The 17th chief of Clan Galbraith, Robert Galbraith of Culcreuch, brought ruin to the clan. Sometime before 1593 Culcreuch's widowed mother married, against his wishes, the chief of the Clan MacAulay, Aulay MacAulay of Ardincaple. Culcreuch's animosity towards Ardincaple was so much that Culcreuch was said to have "gevin vp kindnes, and denunceit his euill-will to him [Ardincaple] with solempne vowis of revenge". In spring of 1593, Culcreuch purchased a commission of Justiciary, (a commission of fire and sword), to pursue the Clan Gregor and "their ressetters and assisters". Both the MacAulays and Colquhouns were suspicious of Galbraith's real intentions, and on 3 May 1593 the lairds of the two clans complained that Culcreuch had only purchased the commission under counsel from George Buchanan and that Culcreuch had no intentions of actually harassing the MacGregors. It seemed more likely that the Galbraiths, allied with the Buchanans would direct their vengeance against the MacAulays and Colquhouns, under the guise of hunting and clearing the Clan Gregor from the Lennox. Ultimately Robert Galbraith's letter of commission was taken from him. In 1612 Robert and his wife, likely from pressure from higher up, gave up possession of West Milligs, to his mother, who had married Ardincaple. Thus West Milligs, which adjoined Ardincaple (modern day Helensburgh) and had been held by the Galbraiths of Culcreuch since at least the mid 15th century, was lost to the MacAulays of Ardincaple.
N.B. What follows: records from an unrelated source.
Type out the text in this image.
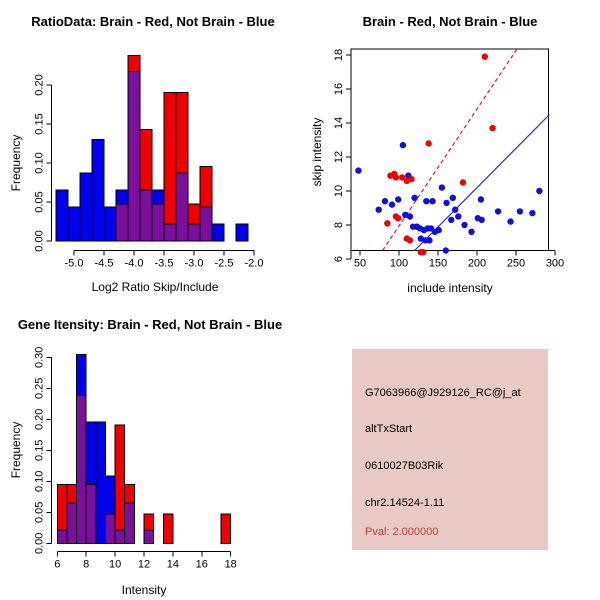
0.00
0.05
0.10
0.15
0.20
-5.0 -4.5 -4.0 -3.5 -3.0 -2.5 -2.0
0.00
0.05
0.10
0.15
0.20
0.25
0.30
6 8 10 12 14 16 18
50 100 150 200 250 300
6
8
10
12
14
16
18
RatioData: Brain - Red, Not Brain - Blue
Log2 Ratio Skip/Include
Frequency
Brain - Red, Not Brain - Blue
include intensity
skip intensity
Gene Itensity: Brain - Red, Not Brain - Blue
Intensity
Frequency
G7063966@J929126_RC@j_at
altTxStart
0610027B03Rik
chr2.14524-1.11
Pval: 2.000000
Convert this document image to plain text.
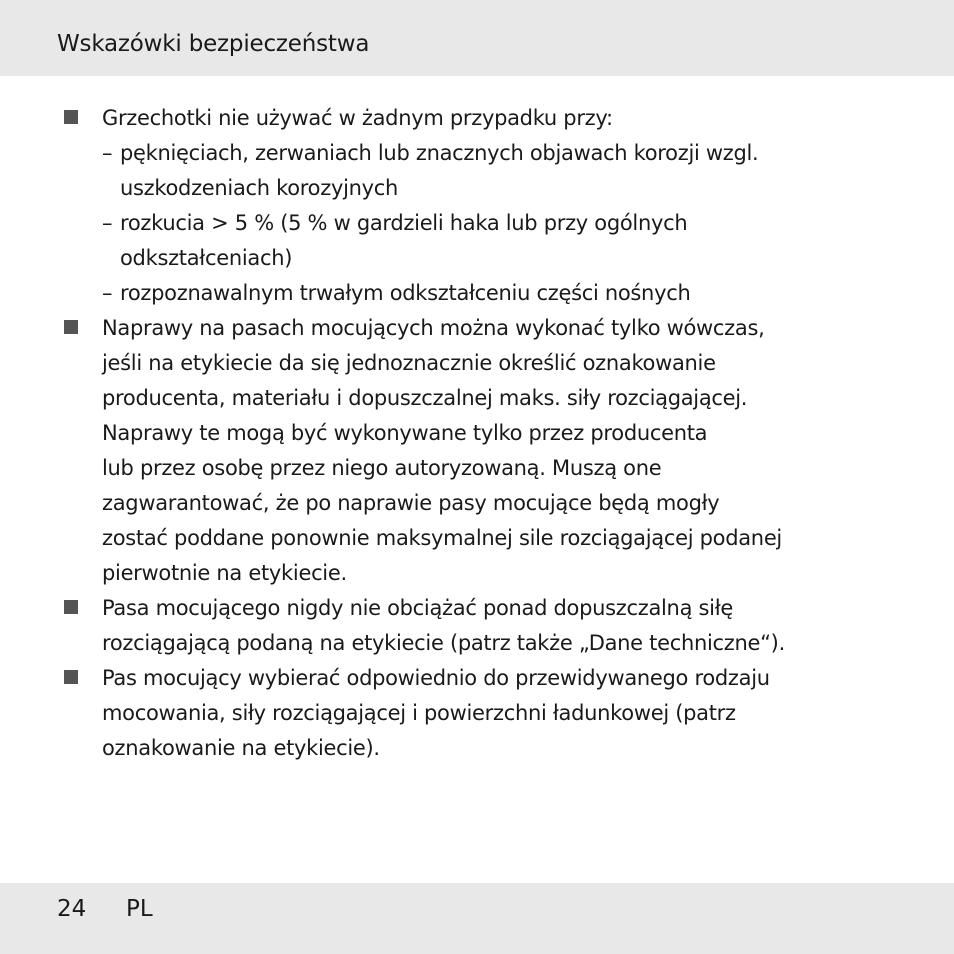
Wskazówki bezpieczeństwa
Grzechotki nie używać w żadnym przypadku przy:
– pęknięciach, zerwaniach lub znacznych objawach korozji wzgl.
uszkodzeniach korozyjnych
– rozkucia > 5 % (5 % w gardzieli haka lub przy ogólnych
odkształceniach)
– rozpoznawalnym trwałym odkształceniu części nośnych
Naprawy na pasach mocujących można wykonać tylko wówczas,
jeśli na etykiecie da się jednoznacznie określić oznakowanie
producenta, materiału i dopuszczalnej maks. siły rozciągającej.
Naprawy te mogą być wykonywane tylko przez producenta
lub przez osobę przez niego autoryzowaną. Muszą one
zagwarantować, że po naprawie pasy mocujące będą mogły
zostać poddane ponownie maksymalnej sile rozciągającej podanej
pierwotnie na etykiecie.
Pasa mocującego nigdy nie obciążać ponad dopuszczalną siłę
rozciągającą podaną na etykiecie (patrz także „Dane techniczne“).
Pas mocujący wybierać odpowiednio do przewidywanego rodzaju
mocowania, siły rozciągającej i powierzchni ładunkowej (patrz
oznakowanie na etykiecie).
24 PL
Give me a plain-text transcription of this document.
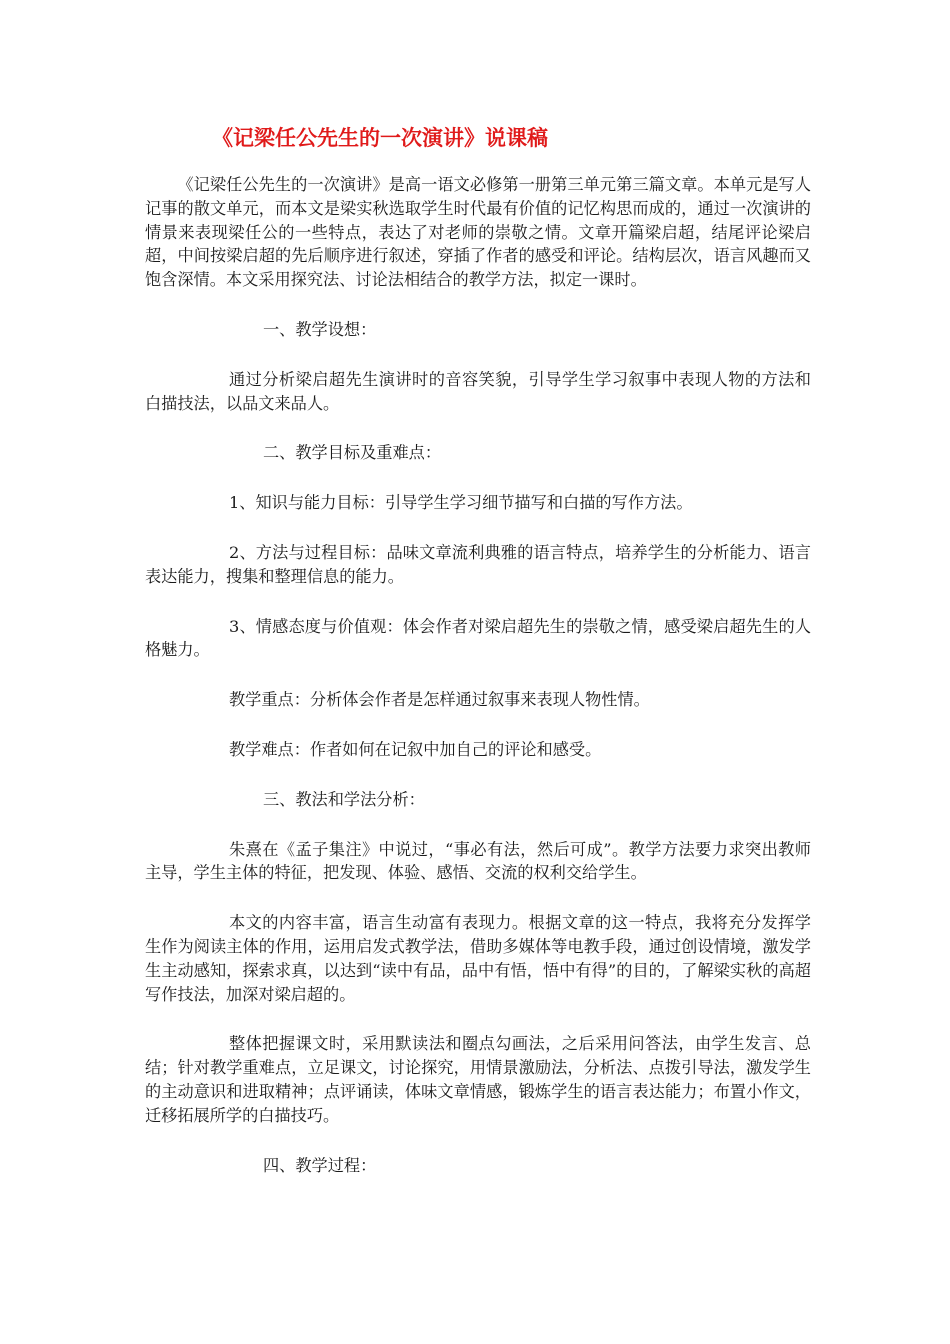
《记梁任公先生的一次演讲》说课稿

《记梁任公先生的一次演讲》是高一语文必修第一册第三单元第三篇文章。本单元是写人记事的散文单元，而本文是梁实秋选取学生时代最有价值的记忆构思而成的，通过一次演讲的情景来表现梁任公的一些特点，表达了对老师的崇敬之情。文章开篇梁启超，结尾评论梁启超，中间按梁启超的先后顺序进行叙述，穿插了作者的感受和评论。结构层次，语言风趣而又饱含深情。本文采用探究法、讨论法相结合的教学方法，拟定一课时。

一、教学设想：

通过分析梁启超先生演讲时的音容笑貌，引导学生学习叙事中表现人物的方法和白描技法，以品文来品人。

二、教学目标及重难点：

1、知识与能力目标：引导学生学习细节描写和白描的写作方法。

2、方法与过程目标：品味文章流利典雅的语言特点，培养学生的分析能力、语言表达能力，搜集和整理信息的能力。

3、情感态度与价值观：体会作者对梁启超先生的崇敬之情，感受梁启超先生的人格魅力。

教学重点：分析体会作者是怎样通过叙事来表现人物性情。

教学难点：作者如何在记叙中加自己的评论和感受。

三、教法和学法分析：

朱熹在《孟子集注》中说过，“事必有法，然后可成”。教学方法要力求突出教师主导，学生主体的特征，把发现、体验、感悟、交流的权利交给学生。

本文的内容丰富，语言生动富有表现力。根据文章的这一特点，我将充分发挥学生作为阅读主体的作用，运用启发式教学法，借助多媒体等电教手段，通过创设情境，激发学生主动感知，探索求真，以达到“读中有品，品中有悟，悟中有得”的目的，了解梁实秋的高超写作技法，加深对梁启超的。

整体把握课文时，采用默读法和圈点勾画法，之后采用问答法，由学生发言、总结；针对教学重难点，立足课文，讨论探究，用情景激励法，分析法、点拨引导法，激发学生的主动意识和进取精神；点评诵读，体味文章情感，锻炼学生的语言表达能力；布置小作文，迁移拓展所学的白描技巧。

四、教学过程：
In 1622, Robert Galbraith, Laird of Culcreuch, was in debt to his brother-in-law (whom he attempted to assassinate), was denounced as a rebel, and forced to give up Culcreuch Castle. Galbraith then fled Scotland for Ireland where he died ten years later, leaving nothing for his son to inherit, and his grandson the 19th Chief of Clan Galbraith was the last of his line.

==Modern clan symbolism==

Today members of Scottish clans may show their clan allegiance by wearing Scottish crest badges and clan tartans. But usually not: the vast majority of the Scottish population of any surname show no crest or badges and demonstrate no such “clan allegiance”. The long history of Scotland's chiefly lineages exploiting clan members in the name of kinship, as personal troops and as disposable economic units, and the continuation of exploitation into the 20th century, explains this. The crest badge deemed suitable for clan members to wear contains the heraldic crest of a bear's head couped argent muzzled azure, and the heraldic motto AB OBICE SUAVIOR which translates from Latin as "gentler because of the obstruction". The motto is derived from a phrase in Ovid's Metamorphoses "ab obice saevior" ("fiercer because of the obstruction", describing a river which when dammed only flowed more violently), but inverted by changing "saevior" ("fiercer") for "suavior" ("gentler"), according to John D. Christie, reflecting the bear's muzzle on the heraldic crest. The "Galbraith" tartan is known by several different names, including Russell, Mitchell and Hunter. The tartan was known as Galbraith in the collections of the Highland Society of London. The tartan is recorded by William Wilson and Sons of Bannockburn as a Hunter in 1819, and a Russell in 1847.